Do you write scores? If not what's the basic methodolgy for recordings?

I used to write scores but I'm self taught at music so I stopped because it's too time consuming. I might write simple things from time to time. The basic methodology for recording is taking a bunch of stuff then mucking around with it until it sounds good. Then leave it, come back, and edit it down until only the really good stuff is left. Then make sure all the pieces on the reciod fit together as a group.

How do you gather recordings for your sampling, do you use a portable machine?

No, I record myself and others in the studio or they send me stuff.

Whats your plans for performance and recording? Any new ideas in the pipe?

Currently working on a lot of new releases:
A duo with Neil Carver which is basically electronic manipulations of percussion, music boxes, toys, junk and guitar
A new Hornweb CD with Charlie Collins and Derek Saw - jazzier stuff
A CD with Army of Briars, my folk group - I played one of the pieces at the freenoise gig.
A new Combat Astronomy CD
And my own new solo record, "I'm like hello" which follows on from Heritage, and will be out in 2007.
Looking forward to loads of solo shows and more with Gated Community, but not much in the diary at present.


How is the label doing and what reason do you mostly think people buy your music?

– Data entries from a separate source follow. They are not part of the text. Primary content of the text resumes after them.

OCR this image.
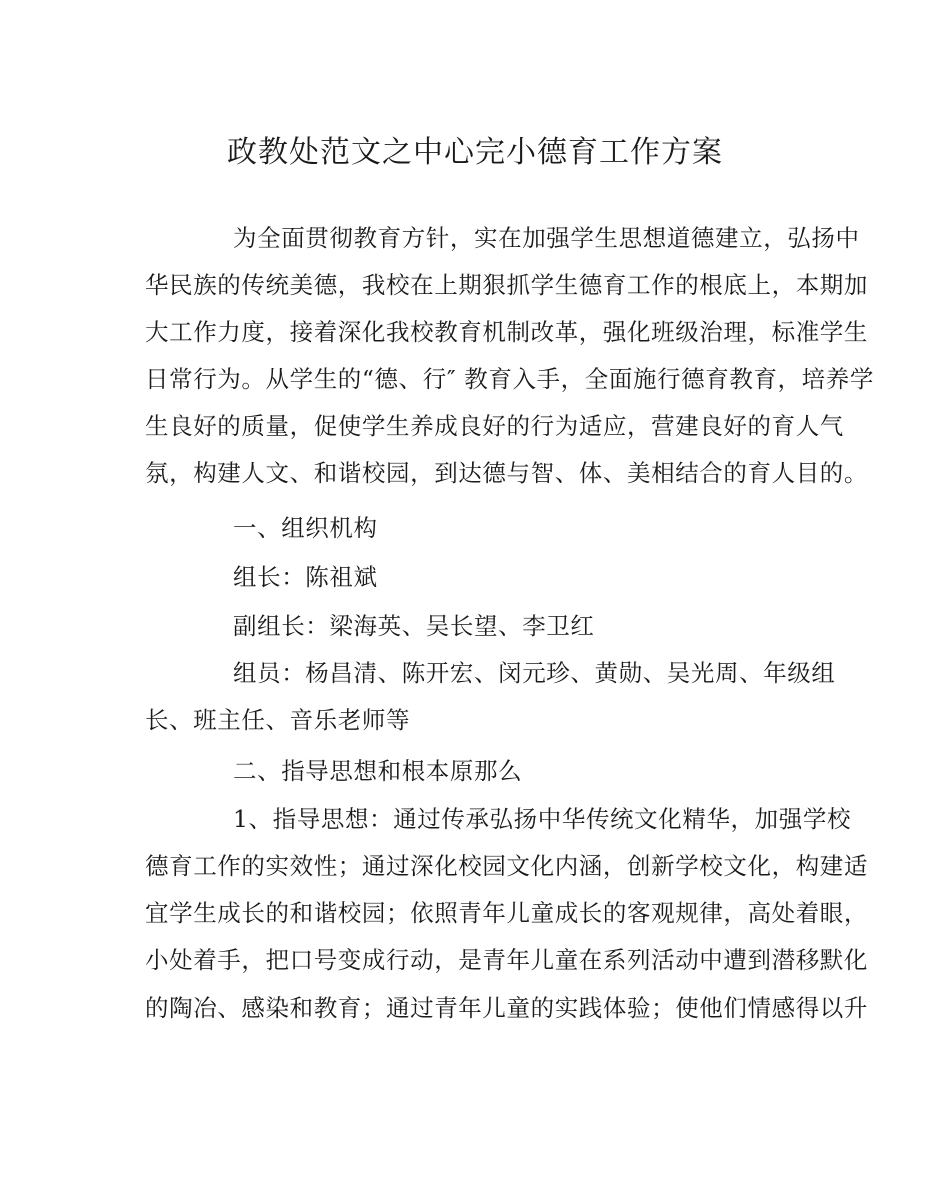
政教处范文之中心完小德育工作方案
为全面贯彻教育方针，实在加强学生思想道德建立，弘扬中
华民族的传统美德，我校在上期狠抓学生德育工作的根底上，本期加
大工作力度，接着深化我校教育机制改革，强化班级治理，标准学生
日常行为。从学生的“德、行″ 教育入手，全面施行德育教育，培养学
生良好的质量，促使学生养成良好的行为适应，营建良好的育人气
氛，构建人文、和谐校园，到达德与智、体、美相结合的育人目的。
一、组织机构
组长：陈祖斌
副组长：梁海英、吴长望、李卫红
组员：杨昌清、陈开宏、闵元珍、黄勋、吴光周、年级组
长、班主任、音乐老师等
二、指导思想和根本原那么
1、指导思想：通过传承弘扬中华传统文化精华，加强学校
德育工作的实效性；通过深化校园文化内涵，创新学校文化，构建适
宜学生成长的和谐校园；依照青年儿童成长的客观规律，高处着眼，
小处着手，把口号变成行动，是青年儿童在系列活动中遭到潜移默化
的陶冶、感染和教育；通过青年儿童的实践体验；使他们情感得以升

I think the label is doing OK - it's not going to go away - I sell around 5 CDs per week which is better than many. And it's not just the recent stuff which sells. It never gets any better or any worse. I'm not sure whether it;'s a problem but I think ore people are making records now than buying them - seriously! People buy thru reading reviews or word of mouth. It's gradually dawning on the world how good I am, and not before fucking time.